Screenwriter's new comic supposedly sells big before arriving on shelves
John Wick and Nobody franchise scribe Derek Kolstad‘s Planet Death from Bad Idea and Lunar Distribution has sold 655,000 copies before hitting store shelves, a milestone for an independent comic book and the best sales since 1992’s WildC.A.T.s #1 from Jim Lee.Well this pretty much sums up nothing's new under the sun. What it really means is that store sources ordered as many as 600,000 copies, but does not confirm anybody's buying them en masse off the shelves. So what's all the fuss about?
Planet Death #0 arrives in stores April 30 and is timed to Free Comic Book Day, which falls on Saturday, May 3.

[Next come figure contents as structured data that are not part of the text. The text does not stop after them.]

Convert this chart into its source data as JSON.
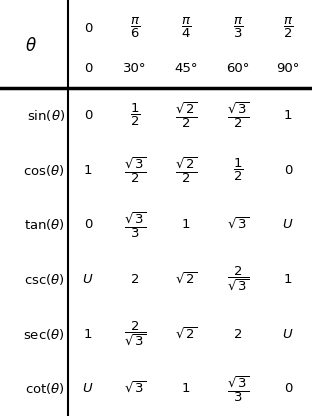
{
  "background": "#ffffff",
  "fig_width": 3.12,
  "fig_height": 4.16,
  "dpi": 100,
  "rows": [
    [
      "$\\sin(\\theta)$",
      "0",
      "$\\dfrac{1}{2}$",
      "$\\dfrac{\\sqrt{2}}{2}$",
      "$\\dfrac{\\sqrt{3}}{2}$",
      "1"
    ],
    [
      "$\\cos(\\theta)$",
      "1",
      "$\\dfrac{\\sqrt{3}}{2}$",
      "$\\dfrac{\\sqrt{2}}{2}$",
      "$\\dfrac{1}{2}$",
      "0"
    ],
    [
      "$\\tan(\\theta)$",
      "0",
      "$\\dfrac{\\sqrt{3}}{3}$",
      "1",
      "$\\sqrt{3}$",
      "$\\mathit{U}$"
    ],
    [
      "$\\csc(\\theta)$",
      "$\\mathit{U}$",
      "2",
      "$\\sqrt{2}$",
      "$\\dfrac{2}{\\sqrt{3}}$",
      "1"
    ],
    [
      "$\\sec(\\theta)$",
      "1",
      "$\\dfrac{2}{\\sqrt{3}}$",
      "$\\sqrt{2}$",
      "2",
      "$\\mathit{U}$"
    ],
    [
      "$\\cot(\\theta)$",
      "$\\mathit{U}$",
      "$\\sqrt{3}$",
      "1",
      "$\\dfrac{\\sqrt{3}}{3}$",
      "0"
    ]
  ]
}
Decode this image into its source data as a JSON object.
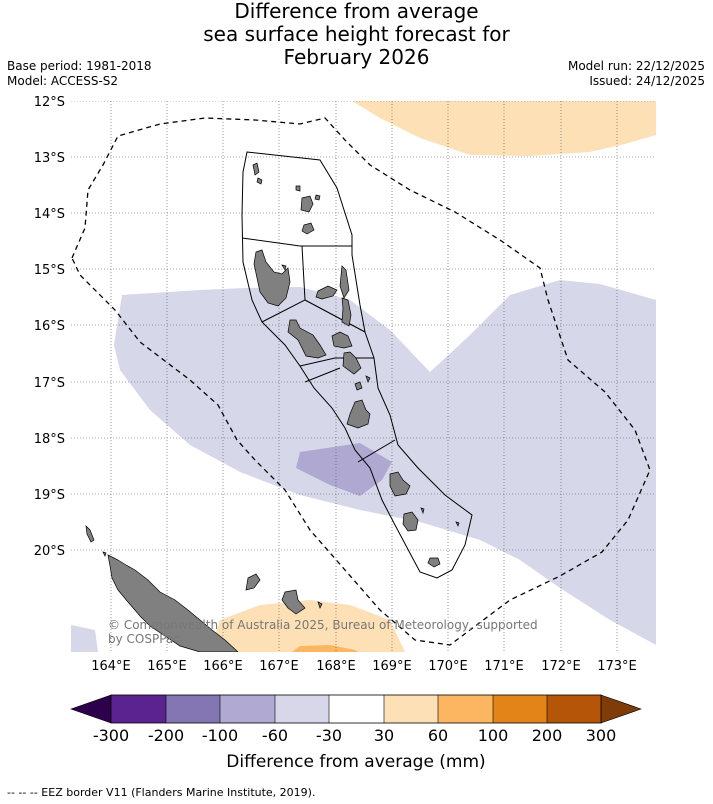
{
  "title": {
    "line1": "Difference from average",
    "line2": "sea surface height forecast for",
    "line3": "February 2026"
  },
  "meta": {
    "base_period": "Base period: 1981-2018",
    "model": "Model: ACCESS-S2",
    "model_run": "Model run: 22/12/2025",
    "issued": "Issued: 24/12/2025"
  },
  "map": {
    "lat_labels": [
      "12°S",
      "13°S",
      "14°S",
      "15°S",
      "16°S",
      "17°S",
      "18°S",
      "19°S",
      "20°S"
    ],
    "lon_labels": [
      "164°E",
      "165°E",
      "166°E",
      "167°E",
      "168°E",
      "169°E",
      "170°E",
      "171°E",
      "172°E",
      "173°E"
    ],
    "credit_line1": "© Commonwealth of Australia 2025, Bureau of Meteorology, supported",
    "credit_line2": "by COSPPac",
    "land_color": "#808080",
    "anomaly_colors": {
      "neg_60_30": "#d7d7ea",
      "neg_100_60": "#afa8d0",
      "pos_30_60": "#fde0b6",
      "pos_60_100": "#fdb660"
    }
  },
  "colorbar": {
    "title": "Difference from average (mm)",
    "ticks": [
      "-300",
      "-200",
      "-100",
      "-60",
      "-30",
      "30",
      "60",
      "100",
      "200",
      "300"
    ],
    "colors": [
      "#5a2390",
      "#8476b2",
      "#b0a9d1",
      "#d8d7ea",
      "#ffffff",
      "#fee0b6",
      "#fcb661",
      "#e38418",
      "#b45508"
    ],
    "under_color": "#2d004b",
    "over_color": "#7f3b08"
  },
  "footnote": "--  --  -- EEZ border V11 (Flanders Marine Institute, 2019)."
}
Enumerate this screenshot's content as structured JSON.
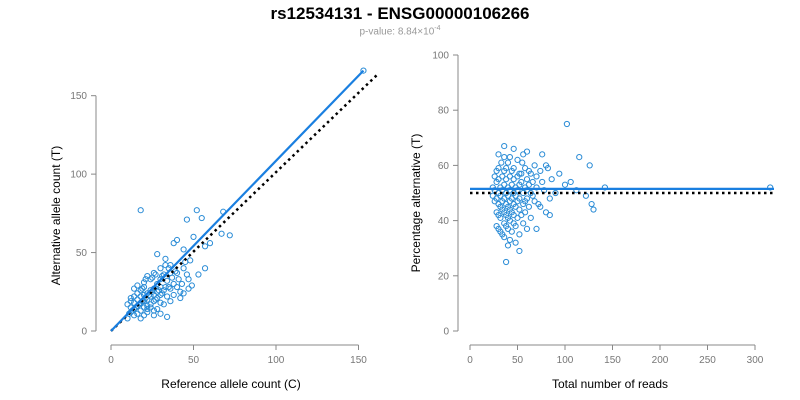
{
  "title": "rs12534131 - ENSG00000106266",
  "subtitle_prefix": "p-value: 8.84×10",
  "subtitle_exponent": "-4",
  "colors": {
    "points": "#2b8cd6",
    "fit_line": "#1a7fe0",
    "reference_line": "#000000",
    "axis": "#888888"
  },
  "chart_data": [
    {
      "type": "scatter",
      "xlabel": "Reference allele count (C)",
      "ylabel": "Alternative allele count (T)",
      "xlim": [
        0,
        160
      ],
      "ylim": [
        0,
        160
      ],
      "xticks": [
        0,
        50,
        100,
        150
      ],
      "yticks": [
        0,
        50,
        100,
        150
      ],
      "fit_line": [
        [
          0,
          0
        ],
        [
          153,
          166
        ]
      ],
      "reference_line": [
        [
          0,
          0
        ],
        [
          162,
          164
        ]
      ],
      "points": [
        [
          153,
          166
        ],
        [
          52,
          77
        ],
        [
          18,
          77
        ],
        [
          55,
          72
        ],
        [
          68,
          76
        ],
        [
          46,
          71
        ],
        [
          57,
          54
        ],
        [
          67,
          62
        ],
        [
          72,
          61
        ],
        [
          50,
          60
        ],
        [
          40,
          58
        ],
        [
          38,
          56
        ],
        [
          33,
          46
        ],
        [
          28,
          49
        ],
        [
          45,
          44
        ],
        [
          36,
          42
        ],
        [
          44,
          40
        ],
        [
          30,
          40
        ],
        [
          36,
          37
        ],
        [
          32,
          36
        ],
        [
          26,
          37
        ],
        [
          40,
          37
        ],
        [
          22,
          35
        ],
        [
          46,
          36
        ],
        [
          40,
          28
        ],
        [
          30,
          33
        ],
        [
          24,
          33
        ],
        [
          34,
          32
        ],
        [
          20,
          31
        ],
        [
          38,
          30
        ],
        [
          28,
          30
        ],
        [
          16,
          29
        ],
        [
          30,
          28
        ],
        [
          20,
          28
        ],
        [
          26,
          27
        ],
        [
          36,
          27
        ],
        [
          14,
          27
        ],
        [
          32,
          26
        ],
        [
          24,
          26
        ],
        [
          18,
          26
        ],
        [
          28,
          25
        ],
        [
          42,
          25
        ],
        [
          22,
          24
        ],
        [
          16,
          24
        ],
        [
          30,
          23
        ],
        [
          26,
          23
        ],
        [
          20,
          23
        ],
        [
          14,
          22
        ],
        [
          12,
          21
        ],
        [
          24,
          22
        ],
        [
          18,
          22
        ],
        [
          34,
          22
        ],
        [
          28,
          21
        ],
        [
          22,
          20
        ],
        [
          16,
          20
        ],
        [
          12,
          19
        ],
        [
          20,
          19
        ],
        [
          26,
          19
        ],
        [
          14,
          18
        ],
        [
          18,
          18
        ],
        [
          10,
          17
        ],
        [
          24,
          17
        ],
        [
          22,
          16
        ],
        [
          16,
          16
        ],
        [
          12,
          15
        ],
        [
          20,
          15
        ],
        [
          14,
          14
        ],
        [
          28,
          14
        ],
        [
          18,
          13
        ],
        [
          12,
          12
        ],
        [
          22,
          12
        ],
        [
          16,
          11
        ],
        [
          30,
          11
        ],
        [
          20,
          10
        ],
        [
          26,
          10
        ],
        [
          14,
          10
        ],
        [
          34,
          9
        ],
        [
          18,
          8
        ],
        [
          10,
          8
        ],
        [
          24,
          15
        ],
        [
          32,
          17
        ],
        [
          36,
          19
        ],
        [
          42,
          21
        ],
        [
          38,
          23
        ],
        [
          44,
          24
        ],
        [
          30,
          18
        ],
        [
          26,
          13
        ],
        [
          22,
          14
        ],
        [
          35,
          28
        ],
        [
          31,
          24
        ],
        [
          13,
          13
        ],
        [
          11,
          11
        ],
        [
          15,
          15
        ],
        [
          17,
          17
        ],
        [
          19,
          19
        ],
        [
          21,
          21
        ],
        [
          23,
          23
        ],
        [
          25,
          25
        ],
        [
          27,
          20
        ],
        [
          29,
          26
        ],
        [
          41,
          33
        ],
        [
          37,
          34
        ],
        [
          39,
          38
        ],
        [
          43,
          30
        ],
        [
          33,
          28
        ],
        [
          47,
          33
        ],
        [
          49,
          29
        ],
        [
          31,
          35
        ],
        [
          27,
          36
        ],
        [
          35,
          40
        ],
        [
          48,
          45
        ],
        [
          53,
          36
        ],
        [
          47,
          27
        ],
        [
          25,
          34
        ],
        [
          19,
          27
        ],
        [
          21,
          33
        ],
        [
          57,
          40
        ],
        [
          44,
          52
        ],
        [
          33,
          42
        ],
        [
          60,
          56
        ]
      ]
    },
    {
      "type": "scatter",
      "xlabel": "Total number of reads",
      "ylabel": "Percentage alternative (T)",
      "xlim": [
        0,
        320
      ],
      "ylim": [
        0,
        100
      ],
      "xticks": [
        0,
        50,
        100,
        150,
        200,
        250,
        300
      ],
      "yticks": [
        0,
        20,
        40,
        60,
        80,
        100
      ],
      "fit_line": [
        [
          0,
          51.5
        ],
        [
          320,
          51.5
        ]
      ],
      "reference_line": [
        [
          0,
          50
        ],
        [
          320,
          50
        ]
      ],
      "points": [
        [
          102,
          75
        ],
        [
          115,
          63
        ],
        [
          36,
          67
        ],
        [
          46,
          66
        ],
        [
          60,
          65
        ],
        [
          76,
          64
        ],
        [
          30,
          64
        ],
        [
          36,
          63
        ],
        [
          42,
          63
        ],
        [
          50,
          62
        ],
        [
          33,
          61
        ],
        [
          40,
          61
        ],
        [
          55,
          61
        ],
        [
          68,
          60
        ],
        [
          80,
          60
        ],
        [
          126,
          60
        ],
        [
          30,
          59
        ],
        [
          38,
          59
        ],
        [
          46,
          59
        ],
        [
          58,
          59
        ],
        [
          28,
          58
        ],
        [
          36,
          58
        ],
        [
          44,
          58
        ],
        [
          52,
          57
        ],
        [
          64,
          57
        ],
        [
          74,
          58
        ],
        [
          26,
          56
        ],
        [
          34,
          56
        ],
        [
          42,
          56
        ],
        [
          50,
          56
        ],
        [
          60,
          55
        ],
        [
          30,
          55
        ],
        [
          38,
          55
        ],
        [
          46,
          55
        ],
        [
          54,
          54
        ],
        [
          66,
          54
        ],
        [
          76,
          54
        ],
        [
          106,
          54
        ],
        [
          28,
          54
        ],
        [
          36,
          53
        ],
        [
          44,
          53
        ],
        [
          52,
          53
        ],
        [
          62,
          53
        ],
        [
          24,
          52
        ],
        [
          32,
          52
        ],
        [
          40,
          52
        ],
        [
          48,
          52
        ],
        [
          58,
          52
        ],
        [
          70,
          52
        ],
        [
          142,
          52
        ],
        [
          316,
          52
        ],
        [
          26,
          51
        ],
        [
          34,
          51
        ],
        [
          42,
          51
        ],
        [
          50,
          51
        ],
        [
          60,
          51
        ],
        [
          78,
          51
        ],
        [
          112,
          51
        ],
        [
          30,
          50
        ],
        [
          38,
          50
        ],
        [
          46,
          50
        ],
        [
          56,
          50
        ],
        [
          64,
          50
        ],
        [
          24,
          49
        ],
        [
          32,
          49
        ],
        [
          40,
          49
        ],
        [
          48,
          49
        ],
        [
          66,
          49
        ],
        [
          122,
          49
        ],
        [
          28,
          48
        ],
        [
          36,
          48
        ],
        [
          44,
          48
        ],
        [
          52,
          48
        ],
        [
          60,
          48
        ],
        [
          84,
          48
        ],
        [
          26,
          47
        ],
        [
          34,
          47
        ],
        [
          42,
          47
        ],
        [
          50,
          47
        ],
        [
          58,
          47
        ],
        [
          30,
          46
        ],
        [
          38,
          46
        ],
        [
          46,
          46
        ],
        [
          56,
          46
        ],
        [
          72,
          46
        ],
        [
          128,
          46
        ],
        [
          32,
          45
        ],
        [
          40,
          45
        ],
        [
          48,
          45
        ],
        [
          62,
          45
        ],
        [
          74,
          45
        ],
        [
          34,
          44
        ],
        [
          42,
          44
        ],
        [
          52,
          44
        ],
        [
          28,
          43
        ],
        [
          36,
          43
        ],
        [
          44,
          43
        ],
        [
          58,
          43
        ],
        [
          80,
          43
        ],
        [
          130,
          44
        ],
        [
          30,
          42
        ],
        [
          38,
          42
        ],
        [
          46,
          42
        ],
        [
          54,
          42
        ],
        [
          84,
          42
        ],
        [
          32,
          41
        ],
        [
          40,
          41
        ],
        [
          50,
          41
        ],
        [
          64,
          41
        ],
        [
          42,
          40
        ],
        [
          36,
          39
        ],
        [
          46,
          39
        ],
        [
          56,
          39
        ],
        [
          28,
          38
        ],
        [
          38,
          38
        ],
        [
          48,
          38
        ],
        [
          60,
          37
        ],
        [
          30,
          37
        ],
        [
          40,
          37
        ],
        [
          32,
          36
        ],
        [
          44,
          36
        ],
        [
          34,
          35
        ],
        [
          52,
          35
        ],
        [
          36,
          34
        ],
        [
          42,
          33
        ],
        [
          48,
          32
        ],
        [
          40,
          31
        ],
        [
          38,
          25
        ],
        [
          52,
          29
        ],
        [
          70,
          37
        ],
        [
          54,
          57
        ],
        [
          62,
          58
        ],
        [
          70,
          56
        ],
        [
          82,
          59
        ],
        [
          94,
          57
        ],
        [
          100,
          53
        ],
        [
          90,
          50
        ],
        [
          68,
          47
        ],
        [
          86,
          55
        ],
        [
          56,
          64
        ]
      ]
    }
  ]
}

The current total represents orders from stores that have taken a position early; the number of copies could skyrocket by April 30. Major orders have been placed by New Dimension Comics, Third Eye Comics, Bedrock City Comics, Collector’s Paradise, Borderlands Comics and Games, DCBS and Atomic Empire, we’re told.
Planet Death is the first title in a slate of upcoming comics hitting store shelves this year from Bad Idea including Ordained, Cul-De-Sac, Survive, Save Now and Habitat. Bad Idea recently announced at San Diego Comic-Con that Kolstad would be writing the feature adaptation of Ordained. In addition, Akela Cooper (M3GAN, Malignant) is currently adapting The Lot as as a feature for Bad Idea.Hey look, I wish them good luck in their business going forward, but lecturing us that a comic that hasn't sold big at store level yet is something to get excited about only insults the intellect. If movie producers wait until the box office results are in, and give filmgoers a chance to judge whether it's something to rush to movie theaters to see, then comic distributors should follow the same example, ditto press sources. It's already pretty apparent a comic with a title like "Planet Death" is seen as a big deal simply because of the violence it implies, not because it's written and drawn on merit. So maybe the news sources and publishers should wait until the comic sees dollar signs at store level? Unfortunately, that's unlikely to be how they'll operate, so this looks to be yet another farcical report that's not guaranteeing the comic in question will be a success.
And as the news indicates, the comic sold less than a million copies so far, proving nothing's changed in how print runs are turned out.